Sonntag, 22. Juli 2018

Bad Essen















Der Kirchort Essen im Bistum Osnabrück wird im Jahre 1075 erstmals urkundlich erwähnt. Um die Region vor dem Bistum Minden und der Grafschaft Ravensberg zu schützen, ließ der Bischof von Osnabrück im Jahre 1309 in unmitelbarer Nähe Essens bei dem kleinen Dorf Wittlage die Burg Wittlage errichten.  Die Burg wurde 1716 unter dem protestantischen Fürstbischof Ernst August II. Sitz des Fürstbischöflich Osnabrückschen Amtes Wittlage. Das unmittelbar benachbarte, sehr viel größere Essen wurde hingegen nie ein Verwaltungsort. Das Fürstbistum Osnabrück kam 1803 an das Kurfürstentum Hannover, und 1815 an das Königreich Hannover. Dieses wiederum nach dessen Annexion 1866 an Preußen. Die Preußen wandelten 1885 das Amt Wittlage zum Landkreis Wittlage um. 1972 wurde der Landkreis Wittlage dem Landkreis Osnabrück angeschlossen und das Dorf Wittlage im selben Jahr nach Bad Essen eingemeindet.  In der Gemeinde Bad Essen liegen auch die beiden prachtvollen Schlösser Ippenburg und Hünnefeld von Angehörigen des ehemaligen Osnabrücker Dienstadels. Essen wurde im Jahre 1902 ein Kurort und durfte sich fortan "Bad Essen" nennen.  Heute umfaßt die Samtgemeinde Bad Essen 17 Ortsteile und hat insgesamt rund 15.400 Einwohner. 

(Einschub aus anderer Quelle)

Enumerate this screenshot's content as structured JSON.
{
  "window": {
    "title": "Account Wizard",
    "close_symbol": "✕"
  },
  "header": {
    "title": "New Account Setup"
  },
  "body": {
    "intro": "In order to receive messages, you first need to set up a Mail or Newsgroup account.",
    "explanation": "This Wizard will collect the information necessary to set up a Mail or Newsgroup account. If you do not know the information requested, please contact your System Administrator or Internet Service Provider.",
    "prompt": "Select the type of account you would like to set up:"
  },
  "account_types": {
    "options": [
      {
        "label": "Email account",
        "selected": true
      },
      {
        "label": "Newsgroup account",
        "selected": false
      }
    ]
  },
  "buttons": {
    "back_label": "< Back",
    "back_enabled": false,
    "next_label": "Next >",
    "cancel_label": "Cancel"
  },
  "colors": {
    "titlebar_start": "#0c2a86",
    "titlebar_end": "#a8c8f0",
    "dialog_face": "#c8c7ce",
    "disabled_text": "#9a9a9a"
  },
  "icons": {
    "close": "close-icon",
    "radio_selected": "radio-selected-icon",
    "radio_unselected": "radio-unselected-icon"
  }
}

Trotz der touristischen Bedeutung von Bad Essen ist die veröffentlichte Quellenlage im Internet sehr schlecht. Sowohl auf der Seite des Ortes, als auch auf Wikipedia bleiben folgende wichtigen Fragen offen: Warum gibt es in Bad Essen so viele große, repräsentative Ackerbürger- und andere Fachwerkhäuser, die auf eine gewisse Wohlhabenheit in der Vergangenheit schließen lassen? Hatte der Ort Fleckens- oder Stadtrecht? Wenn ja, seit wann und warum, und wie kam es dazu? Warum wurde nicht Bad Essen Verwaltungsort des Amtes, sondern das benachbarte, winzig kleine Wittlage?


























Sonntag, 14. Januar 2018

Schloss Haldem










Schloß oder Burg Haldem wird erstmals im Jahre 1236 als Rittergut im Bistum Minden erwähnt.  1328 belehnte der Mindener Bischof den Ritter Gerold von der Horst mit Haldem.  Im 30-jährigen Krieg wurde die Burg vollständig zerstört, und ab 1692 das Gut von Julius August von der Horst wiederaufgebaut. 1830 verkaufte die Familie von der Horst, die sich auf Schloß Hollwinkel zurückzog, das Gut dem Generalleutnant von dem Bussche-Ippenburg. Von 1878 bis 1890 diente Schloß Haldem als Damenstift für unverheiratete Töchter der weit verzweigten Familie. 1910 gelangte Schloß Haldem durch Kauf zurück in den Besitz der Familie von der Horst. Nach dem Suizid des Botho von der Horst im Jahre 1927 erwarb Philip August von Bethmann-Hollweg, ein Neffe des kaiserlichen Reichskanzlers, das Gut. 1935 verkaufte Bethmann-Hollweg es schließlich der Provinz Westfalen, womit es in Staatseigentum kam.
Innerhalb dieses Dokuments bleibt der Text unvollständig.